Le scénariste s’était-il fait pour autant une check-list des scènes imposées du western ? "Oui et non. Il y a de vraies scènes tirées des codes du western. Alain, sa famille et leurs amis, sont des Français passionnés par les cowboys. On a abordé cela littéralement. Il y a dans l’histoire un chasseur de primes (John C. Reilly), une scène de prison, un duel, une squaw… Pour Alain, les djihadistes sont perçus comme des Indiens. Il se lance dans une traque solitaire, comme un justicier de western. Son fils suivra un autre chemin."

Si son film est une fiction et un récit d’aventure, et évite tout raccourci politique, Thomas Bidegain entend livrer sa propre réflexion sur l’impasse de ce "choc des civilisations" qui continue de justifier les extrémismes de part et d’autre. "Tant qu’on regardera l’autre, l’étranger, comme un ennemi, on ne pourra rien résoudre. Il faut aller vers l’autre, le comprendre, et éviter les généralisations. Kid, le fils d’Alain, comprend cela. Le père s’aliène le monde, le fils s’y ouvre. Le vrai cowboy est celui qui s’adapte à son environnement."

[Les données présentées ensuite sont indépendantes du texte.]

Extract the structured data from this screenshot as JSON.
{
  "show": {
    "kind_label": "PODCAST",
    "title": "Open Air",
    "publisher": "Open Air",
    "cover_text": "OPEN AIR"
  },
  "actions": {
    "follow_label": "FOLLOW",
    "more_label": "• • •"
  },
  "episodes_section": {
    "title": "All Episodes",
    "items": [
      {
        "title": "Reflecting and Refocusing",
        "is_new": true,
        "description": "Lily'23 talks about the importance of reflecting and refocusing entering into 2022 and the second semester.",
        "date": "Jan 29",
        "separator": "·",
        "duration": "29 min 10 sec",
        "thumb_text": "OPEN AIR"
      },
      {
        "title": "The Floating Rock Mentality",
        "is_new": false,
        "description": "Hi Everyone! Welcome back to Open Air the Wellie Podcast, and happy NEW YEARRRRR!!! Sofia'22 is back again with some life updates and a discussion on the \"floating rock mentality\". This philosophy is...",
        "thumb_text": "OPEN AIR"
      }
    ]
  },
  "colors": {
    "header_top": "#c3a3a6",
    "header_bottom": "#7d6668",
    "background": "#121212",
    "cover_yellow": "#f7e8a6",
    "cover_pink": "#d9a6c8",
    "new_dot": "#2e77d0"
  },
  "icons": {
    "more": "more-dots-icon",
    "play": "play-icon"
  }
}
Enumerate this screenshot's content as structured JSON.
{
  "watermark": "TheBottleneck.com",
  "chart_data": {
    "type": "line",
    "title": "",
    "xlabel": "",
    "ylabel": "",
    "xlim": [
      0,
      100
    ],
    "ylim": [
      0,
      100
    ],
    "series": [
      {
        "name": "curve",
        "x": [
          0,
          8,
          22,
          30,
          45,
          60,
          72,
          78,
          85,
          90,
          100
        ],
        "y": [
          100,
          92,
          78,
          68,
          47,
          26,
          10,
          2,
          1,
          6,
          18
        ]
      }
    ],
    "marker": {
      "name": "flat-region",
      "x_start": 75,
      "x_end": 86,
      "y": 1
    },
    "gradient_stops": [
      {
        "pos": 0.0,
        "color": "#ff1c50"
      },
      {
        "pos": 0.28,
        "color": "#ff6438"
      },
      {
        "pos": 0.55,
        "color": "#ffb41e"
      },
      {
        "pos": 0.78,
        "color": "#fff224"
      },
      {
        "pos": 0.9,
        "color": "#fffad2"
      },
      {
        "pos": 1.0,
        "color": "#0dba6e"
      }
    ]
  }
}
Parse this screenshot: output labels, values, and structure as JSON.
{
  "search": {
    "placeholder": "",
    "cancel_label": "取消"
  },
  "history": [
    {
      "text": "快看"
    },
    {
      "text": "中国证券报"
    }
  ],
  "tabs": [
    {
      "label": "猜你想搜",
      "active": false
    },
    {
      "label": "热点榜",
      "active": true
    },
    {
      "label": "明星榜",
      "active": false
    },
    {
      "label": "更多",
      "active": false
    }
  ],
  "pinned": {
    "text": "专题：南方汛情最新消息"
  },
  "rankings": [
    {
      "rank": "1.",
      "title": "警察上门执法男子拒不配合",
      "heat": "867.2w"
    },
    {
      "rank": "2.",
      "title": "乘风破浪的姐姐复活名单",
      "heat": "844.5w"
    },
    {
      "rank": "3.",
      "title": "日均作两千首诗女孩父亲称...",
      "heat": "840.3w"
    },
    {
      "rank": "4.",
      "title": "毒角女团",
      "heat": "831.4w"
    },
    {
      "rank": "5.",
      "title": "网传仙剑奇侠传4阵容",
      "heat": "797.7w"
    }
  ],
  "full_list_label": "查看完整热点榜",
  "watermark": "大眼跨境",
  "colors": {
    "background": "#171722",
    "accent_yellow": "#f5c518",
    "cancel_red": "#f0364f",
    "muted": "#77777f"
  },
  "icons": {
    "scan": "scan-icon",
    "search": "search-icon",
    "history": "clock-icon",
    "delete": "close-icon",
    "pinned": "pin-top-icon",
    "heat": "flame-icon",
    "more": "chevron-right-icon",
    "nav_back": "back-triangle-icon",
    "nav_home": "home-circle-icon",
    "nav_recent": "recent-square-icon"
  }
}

Car comme dans la quasi-totalité des films écrits par Thomas Bidegain, "Les Cowboys" est aussi l’histoire d’un passage à l’âge adulte. "Ou qu’est-ce que cela signifie de prendre ses responsabilités. C’est autant le récit d’un père qui cherche sa fille que d’un fils qui cherche son père. Qu’est-ce qu’on hérite ? Qu’est-ce qu’on transmet ?" La question interpelle le scénariste : "J’ai commencé à écrire des scénarios l’année où mon père est mort. On comprend ce que c’est les fantômes quand on perdu ses parents parce qu’on s’aperçoit après à quel point on leur ressemble ou on peut reproduire des choses qu’ils nous ont transmises. L’héritage, c’est ça."

L’enjeu essentiel de cette première réalisation était pour le scénariste le travail avec les comédiens. "Je fais partie de cette école de cinéma qui considère que la forme du film doit être incluse dans le scénario. Par contre, ce qu’on n’arrive pas à mettre en page, c’est l’apport de l’acteur. Ce qu’il y a de magique, c’est lorsque vous parvenez à transcender une scène par le simple fait d’avoir murmuré une petite indication à l’oreille d’un comédien."